21:33 My words shall not pass away [hoi logoi mou ou mē pareleusontai]. Future middle indicative with [ou mē], a bit stronger statement than the subjunctive. It is noteworthy that Jesus utters these words just after the difficult prediction in verse 32.
21:34 Lest haply your hearts be overcharged [mē pote barēthōsin hai kardiai humōn]. First aorist passive subjunctive of [bareō], an old verb to weigh down, depress, with [mē pote]. With surfeiting [en krepalēi]. A rather late word, common in medical writers for the nausea that follows a debauch. Latin crapula, the giddiness caused by too much wine. Here only in the N.T. Drunkenness [methēi]. From [methu] (wine). Old word but in the N.T. only here and Ro 13:13; Ga 5:21. Cares of this life [merimnais biōtikais]. Anxieties of life. The adjective [biōtikos] is late and in the N.T. only here and 1Co 6:3f. Come on you [epistēi]. Second aorist active subjunctive of [ephistēmi], ingressive aorist. Construed also with [mē pote]. Suddenly [ephnidios]. Adjective in predicate agreeing with [hēmera] (day). As a snare [hōs pagis]. Old word from [pēgnumi], to make fast a net or trap. Paul uses it several times of the devil’s snares for preachers (1Ti 3:7; 2Ti 2:26).
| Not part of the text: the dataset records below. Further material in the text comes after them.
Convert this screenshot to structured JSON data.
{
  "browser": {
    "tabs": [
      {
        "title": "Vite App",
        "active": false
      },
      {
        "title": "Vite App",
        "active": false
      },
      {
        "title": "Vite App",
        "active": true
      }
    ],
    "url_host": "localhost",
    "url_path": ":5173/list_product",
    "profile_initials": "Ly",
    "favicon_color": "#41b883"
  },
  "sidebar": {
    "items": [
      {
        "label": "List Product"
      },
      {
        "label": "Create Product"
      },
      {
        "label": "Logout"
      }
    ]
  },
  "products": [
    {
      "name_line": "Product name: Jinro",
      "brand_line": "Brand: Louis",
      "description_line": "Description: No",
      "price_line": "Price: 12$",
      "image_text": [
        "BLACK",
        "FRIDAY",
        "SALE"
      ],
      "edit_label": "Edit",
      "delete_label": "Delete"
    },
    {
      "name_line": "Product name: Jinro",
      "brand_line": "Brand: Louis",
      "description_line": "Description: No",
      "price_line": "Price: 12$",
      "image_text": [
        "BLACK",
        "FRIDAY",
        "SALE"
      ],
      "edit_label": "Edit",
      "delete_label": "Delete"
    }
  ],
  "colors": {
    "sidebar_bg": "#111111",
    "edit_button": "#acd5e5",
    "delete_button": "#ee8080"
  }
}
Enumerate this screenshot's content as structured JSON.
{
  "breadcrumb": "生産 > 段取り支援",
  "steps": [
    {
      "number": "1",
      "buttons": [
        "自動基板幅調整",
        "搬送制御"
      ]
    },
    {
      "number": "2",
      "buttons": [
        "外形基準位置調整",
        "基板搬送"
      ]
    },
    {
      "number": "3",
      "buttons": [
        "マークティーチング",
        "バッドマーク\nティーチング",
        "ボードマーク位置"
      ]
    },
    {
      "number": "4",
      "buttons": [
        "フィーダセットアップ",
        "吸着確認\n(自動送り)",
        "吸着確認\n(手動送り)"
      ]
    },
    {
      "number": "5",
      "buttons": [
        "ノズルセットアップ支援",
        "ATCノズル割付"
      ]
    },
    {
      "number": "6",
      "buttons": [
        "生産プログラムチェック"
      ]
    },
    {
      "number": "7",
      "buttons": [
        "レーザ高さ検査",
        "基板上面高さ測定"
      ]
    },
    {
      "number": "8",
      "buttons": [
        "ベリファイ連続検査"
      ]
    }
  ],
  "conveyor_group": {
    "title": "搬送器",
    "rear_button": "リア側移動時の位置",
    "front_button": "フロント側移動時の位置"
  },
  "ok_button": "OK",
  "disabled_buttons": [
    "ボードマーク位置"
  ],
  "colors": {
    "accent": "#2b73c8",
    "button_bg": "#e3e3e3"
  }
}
21:36 But watch ye [agrupneite de]. [Agrupneō] is a late verb to be sleepless [a] privative and [hupnos], sleep). Keep awake and be ready is the pith of Christ’s warning. That ye may prevail to escape [hina katischusēte ekphugein]. First aorist active subjunctive with [hina] of purpose. The verb [katischuō] means to have strength against (cf. Mt 16:18). Common in later writers. [Ekphugein] is second aorist active infinitive, to escape out. To stand before the Son of man [stathēnai emprosthen tou huiou tou anthrōpou]. That is the goal. There will be no dread of the Son then if one is ready. [Stathēnai] is first aorist passive infinitive of [histēmi].
21:37 Every day [tas hēmeras]. During the days, accusative of extent of time. Every night [tas nuktas]. “During the nights,” accusative of extent of time. Lodged [ēulizeto]. Imperfect middle, was lodging, [aulizomai] from [aulē] (court).
21:38 Came early [ōrthrizen]. Imperfect active of [orthrizō] from [orthros], late form for [orthreuō], to rise early. Only here in the N.T.